When the jobs numbers are reported each month, it’s easy to think of America’s workers as a single entity, moving (however glacially) toward economic recovery. According to the Bureau of Labor Statistics’s latest report, the unemployment rate in July was 5.3 percent, which is encouragingly low compared to the height of the recession, when it reached 10 percent. It’s also tantalizingly close to the 5.0 to 5.2 percent range that Federal Reserve policymakers say will signal the country’s return to full employment. What’s lost in that marquee number, though, is that this progress has been incredibly uneven, and minorities continue to struggle disproportionately.
Currently the national unemployment rate for white Americans is about 4.6, for Hispanics, it’s 6.5, and for blacks, 9.1. Those numbers are strikingly worse.

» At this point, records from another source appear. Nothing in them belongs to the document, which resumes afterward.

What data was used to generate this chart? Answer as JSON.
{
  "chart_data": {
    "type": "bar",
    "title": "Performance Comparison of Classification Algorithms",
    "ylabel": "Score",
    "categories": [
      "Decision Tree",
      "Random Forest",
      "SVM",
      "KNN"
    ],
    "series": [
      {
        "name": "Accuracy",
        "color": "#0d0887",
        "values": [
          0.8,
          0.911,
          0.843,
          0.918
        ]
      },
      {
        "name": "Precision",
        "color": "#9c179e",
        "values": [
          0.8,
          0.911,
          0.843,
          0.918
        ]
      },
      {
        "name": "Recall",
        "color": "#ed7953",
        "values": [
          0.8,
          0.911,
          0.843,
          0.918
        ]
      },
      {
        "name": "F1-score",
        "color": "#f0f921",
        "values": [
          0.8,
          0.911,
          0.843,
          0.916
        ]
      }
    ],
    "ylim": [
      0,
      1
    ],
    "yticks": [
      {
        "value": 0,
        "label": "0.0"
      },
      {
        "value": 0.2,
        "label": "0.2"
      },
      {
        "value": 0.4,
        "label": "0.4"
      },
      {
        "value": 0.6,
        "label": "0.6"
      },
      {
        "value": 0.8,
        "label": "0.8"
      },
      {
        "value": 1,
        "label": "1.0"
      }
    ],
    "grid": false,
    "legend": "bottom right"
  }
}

For white Americans unemployment is back to pre-recession levels, or lower, in 14 states—and within 1 percentage point of pre-recession norms in another 28. African Americans, by contrast, remain the furthest away from their pre-recession levels. In Arkansas, Illinois, Maryland, Pennsylvania, and South Carolina, the unemployment gap is more than two and a half times as large as the rate for white Americans. In Washington D.C., it’s five times as high. This year is the first since then that the national unemployment rate for black Americans has dipped below the double-digit mark—and that feat has only been accomplished in 11 states. The lowest state unemployment rate for black Americans—6.9 percent, in Tennessee—is equivalent to the rate of white unemployment in West Virginia, the state with the highest share of jobless white Americans in the country.